I ‘m a webdesigner in love with digitalart. I’m still selling in a comfortable way my images (photos, illustrations, vintage stuff, 3D renderings) at micro-stock and stock agencies.
But my goal is to sell also by myself. As I can buildup websites, I launched AntikStock to sell a niche of mine: my illustrations restored and elaborated from the huge antique book collection of my property.
At a first glance Easy Digital Downloads (EDD) would really look the easy way to sell downloadable goods. But a rather disturbing (arithmetical!) issue (*) popping up changed my point of view and induced me to look seriously for alternatives and compare performances.
While comparing I found out that WooCommerce offers not only a quite solid E-commerce platform for virtual downloadable goods, but also much more interesting features free of charge.
A few examples: :
- to duplicate a product to sell with WooCommerce is free, on EDD you have to pay 29usd/year only for this simple feature!
- to comply with the EU VAT rules is free of charge, no way can EDD compete for free
- cross-sells and upsells are included, no need to pay for the corresponding EDD options anymore.
I could go on further, I would just add that I completed seamlessy my migration owning an elegant new shop with many more features totally free of charge and – the cherry on top – with a beautiful free image zoom.

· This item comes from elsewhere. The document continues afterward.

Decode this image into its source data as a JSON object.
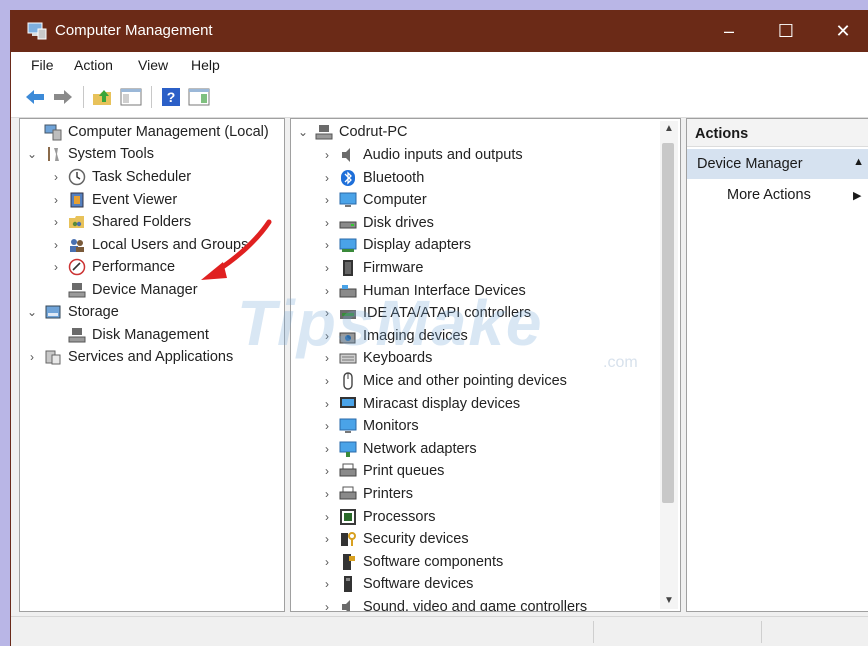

(*) As you may know, selling digitally downloadable goods in EU imposes a set of pretty complicated rules made by bureaucrats for bureaucrats, but we can cope with them. EDD behaves okay at checkout time unless you introduce a discount. If you do that a sum of round-up errors appears in the VAT calculation; as quite surprisingly the net amount in this case is not shown, the error goes easily unnoticed – until a diligent official remarks such a few cents mismatch and then things are likely to turn interesting. Of course I reported it, but EDD didn’t seem to take the matter seriously.